輸送力不足対応「1年で決着付く話ではない」
SGホールディングス(HD)の川中子勝浩取締役は10月27日に開催した2023年9月中間連結決算の電話会見で、24年度に2年連続で宅配の個人向け基本運賃を値上げする方針を決めたことに関連し、今後も人件費や燃料費の上昇などの状況を見ながら運賃改定を検討していく姿勢を示した。
川中子取締役は値上げの背景として、エネルギーや施設、車両、労働など多様なコストが上昇していることに加え、物流業界で2030年に向けて輸送力不足が懸念されているのに対応する必要がある点を説明。「30年に向けた対応は1年で決着が付くような話ではないと考えている。今後、都度都度(値上げを)考えていかないといけないだろうという問題意識だ」と強調した。

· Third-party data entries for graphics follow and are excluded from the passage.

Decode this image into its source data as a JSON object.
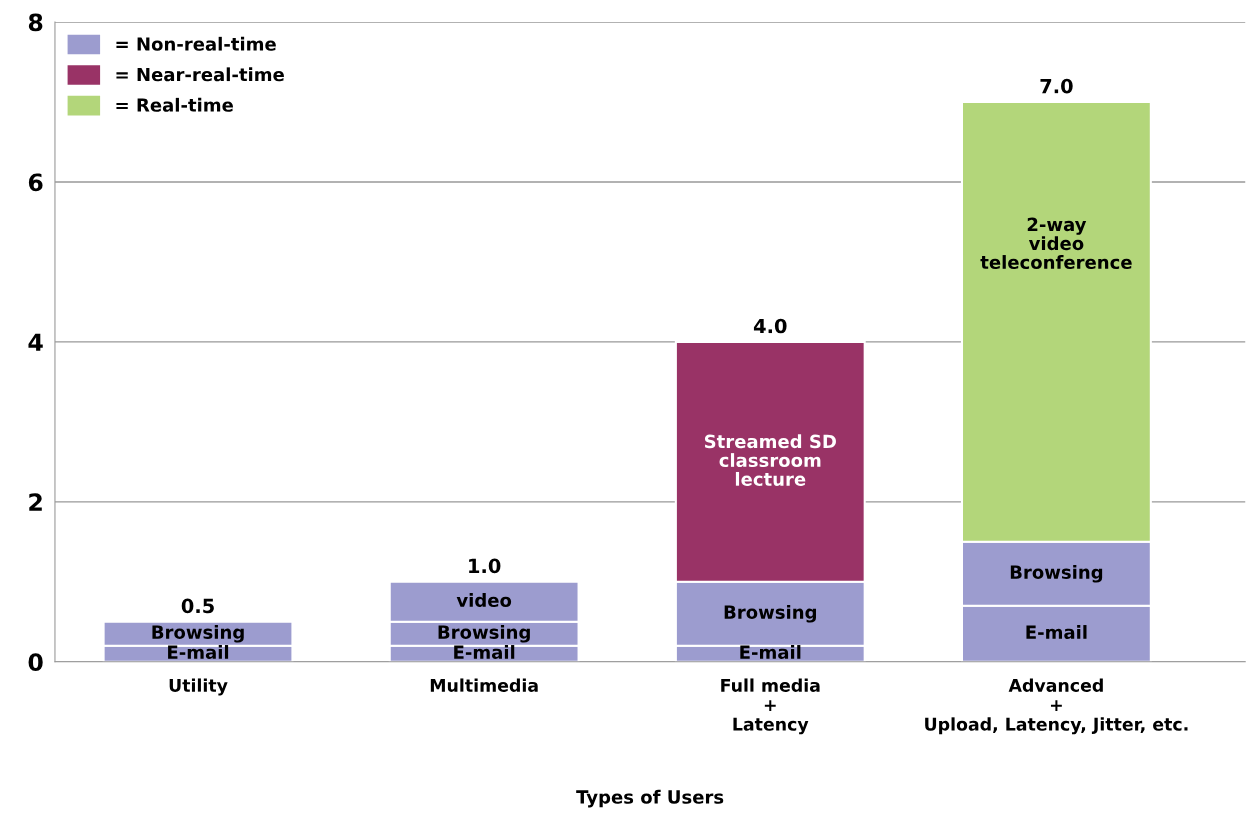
{
  "chart_data": {
    "type": "bar",
    "stacked": true,
    "xlabel": "Types of Users",
    "categories": [
      "Utility",
      "Multimedia",
      "Full media\n+\nLatency",
      "Advanced\n+\nUpload, Latency, Jitter, etc."
    ],
    "series": [
      {
        "name": "E-mail",
        "color": "#9c9ccf",
        "values": [
          0.2,
          0.2,
          0.2,
          0.7
        ]
      },
      {
        "name": "Browsing",
        "color": "#9c9ccf",
        "values": [
          0.3,
          0.3,
          0.8,
          0.8
        ]
      },
      {
        "name": "video",
        "color": "#9c9ccf",
        "values": [
          null,
          0.5,
          null,
          null
        ]
      },
      {
        "name": "Streamed SD\nclassroom\nlecture",
        "color": "#993366",
        "values": [
          null,
          null,
          3.0,
          null
        ]
      },
      {
        "name": "2-way\nvideo\nteleconference",
        "color": "#b3d67a",
        "values": [
          null,
          null,
          null,
          5.5
        ]
      },
      {
        "name": "= Non-real-time",
        "color": "#9c9ccf",
        "values": [
          null,
          null,
          null,
          null
        ]
      },
      {
        "name": "= Near-real-time",
        "color": "#993366",
        "values": [
          null,
          null,
          null,
          null
        ]
      },
      {
        "name": "= Real-time",
        "color": "#b3d67a",
        "values": [
          null,
          null,
          null,
          null
        ]
      }
    ],
    "totals": [
      "0.5",
      "1.0",
      "4.0",
      "7.0"
    ],
    "ylim": [
      0,
      8
    ],
    "yticks": [
      0,
      2,
      4,
      6,
      8
    ],
    "grid": "y",
    "legend": "top left"
  }
}
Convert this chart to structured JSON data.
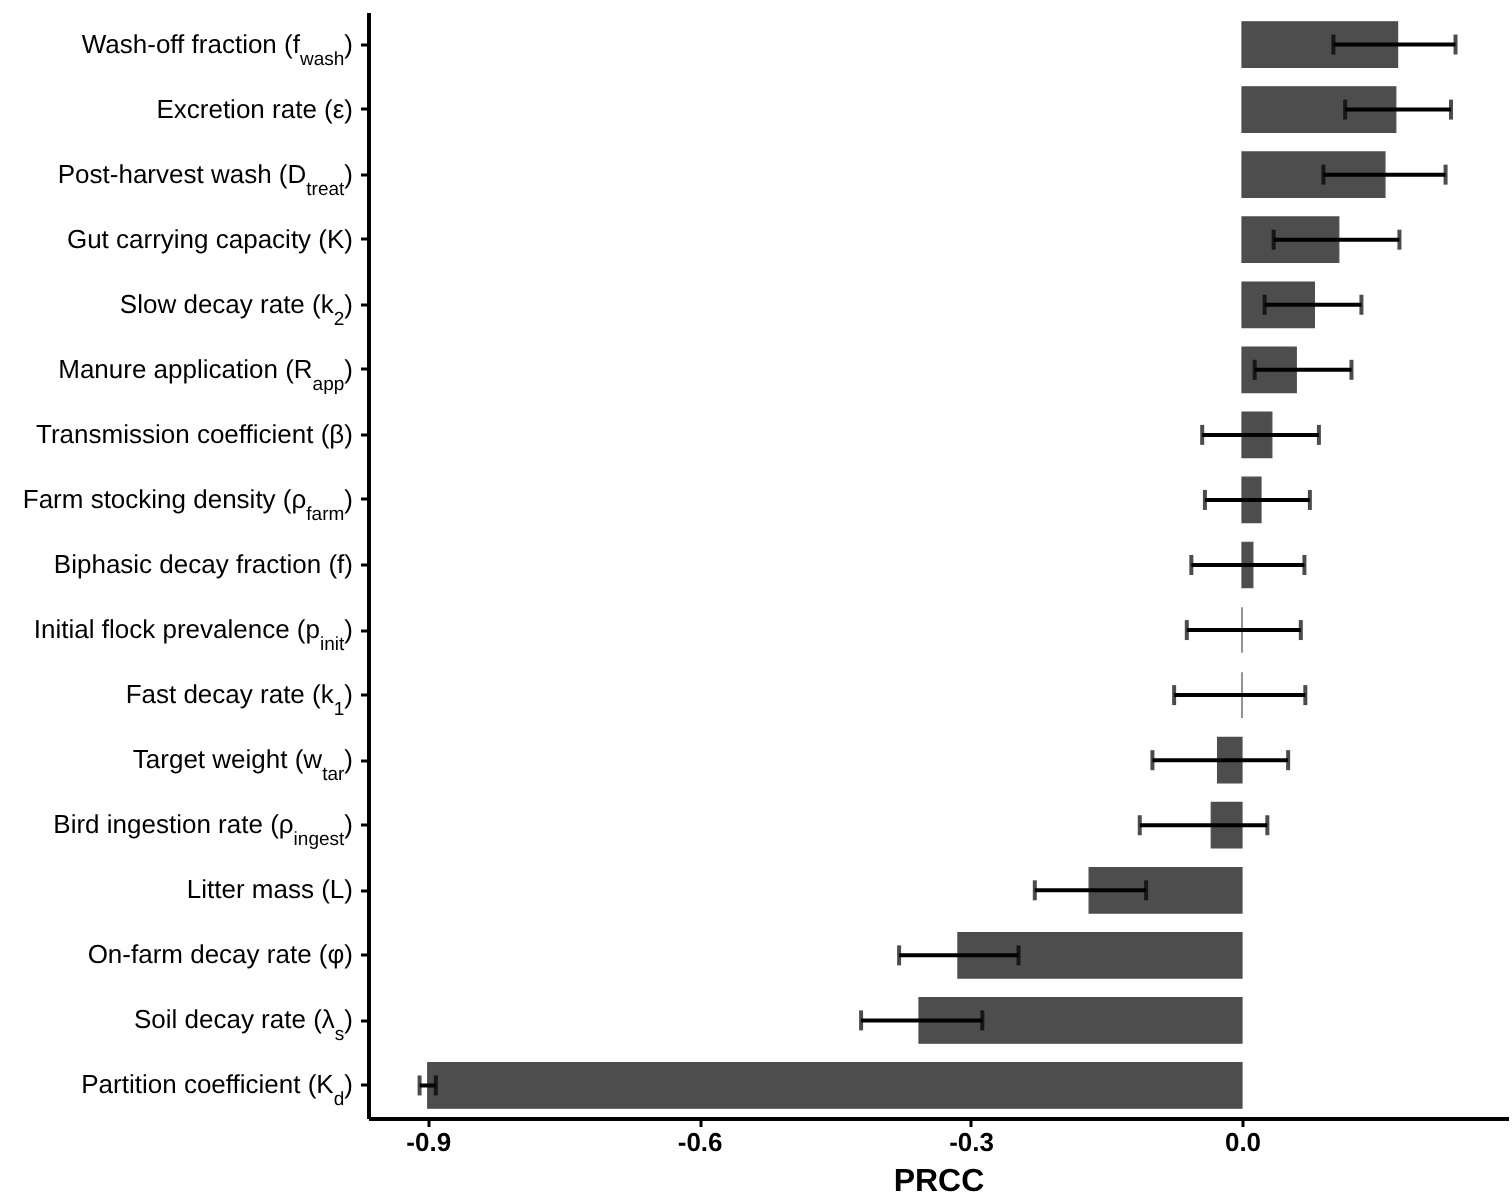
{
  "chart_data": {
    "type": "bar",
    "orientation": "horizontal",
    "xlabel": "PRCC",
    "categories": [
      "Wash-off fraction (f$_{wash}$)",
      "Excretion rate (ε)",
      "Post-harvest wash (D$_{treat}$)",
      "Gut carrying capacity (K)",
      "Slow decay rate (k$_{2}$)",
      "Manure application (R$_{app}$)",
      "Transmission coefficient (β)",
      "Farm stocking density (ρ$_{farm}$)",
      "Biphasic decay fraction (f)",
      "Initial flock prevalence (p$_{init}$)",
      "Fast decay rate (k$_{1}$)",
      "Target weight (w$_{tar}$)",
      "Bird ingestion rate (ρ$_{ingest}$)",
      "Litter mass (L)",
      "On-farm decay rate (φ)",
      "Soil decay rate (λ$_{s}$)",
      "Partition coefficient (K$_{d}$)"
    ],
    "values": [
      0.172,
      0.17,
      0.158,
      0.107,
      0.08,
      0.06,
      0.033,
      0.021,
      0.012,
      0.0,
      0.0,
      -0.027,
      -0.034,
      -0.169,
      -0.314,
      -0.357,
      -0.9
    ],
    "errors": [
      [
        0.101,
        0.236
      ],
      [
        0.114,
        0.231
      ],
      [
        0.09,
        0.225
      ],
      [
        0.035,
        0.174
      ],
      [
        0.025,
        0.132
      ],
      [
        0.014,
        0.121
      ],
      [
        -0.044,
        0.085
      ],
      [
        -0.041,
        0.075
      ],
      [
        -0.056,
        0.069
      ],
      [
        -0.061,
        0.065
      ],
      [
        -0.075,
        0.07
      ],
      [
        -0.099,
        0.051
      ],
      [
        -0.113,
        0.028
      ],
      [
        -0.229,
        -0.106
      ],
      [
        -0.379,
        -0.247
      ],
      [
        -0.421,
        -0.287
      ],
      [
        -0.909,
        -0.891
      ]
    ],
    "color": "#4d4d4d",
    "xlim": [
      -0.966,
      0.294
    ],
    "xticks": [
      -0.9,
      -0.6,
      -0.3,
      {
        "value": 0,
        "label": "0.0"
      }
    ],
    "grid": false
  }
}
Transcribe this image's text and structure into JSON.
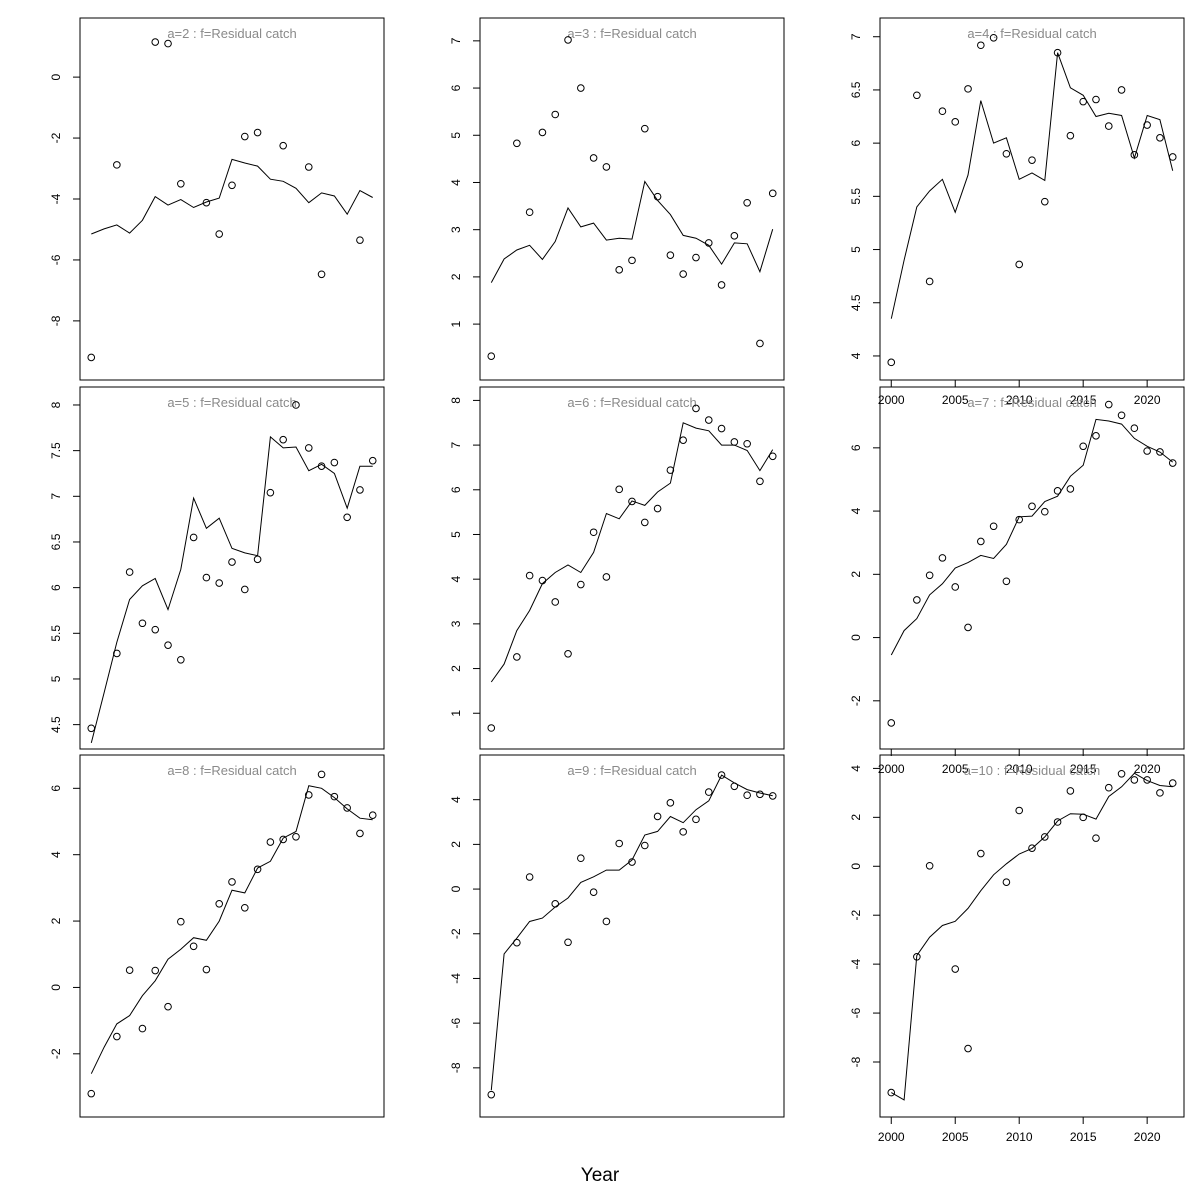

また、23年度に平均で3%前後の賃上げを実施したことを明らかにした上で、「優秀な人材を確保するのは非常に経営上、重要な事項と認識している」と語り、24年度も検討する意向を見せた。
宅配荷物の取扱量に減少傾向が出ていることに関しては「昨年の秋口から前年対比を割り込む傾向が出てきている。インフレの状況で購買活動が少し控えめになっている影響があると思う」と分析。同時に、「前年からさらに大きく減っていく状況ではないのではないかとみている」と述べた。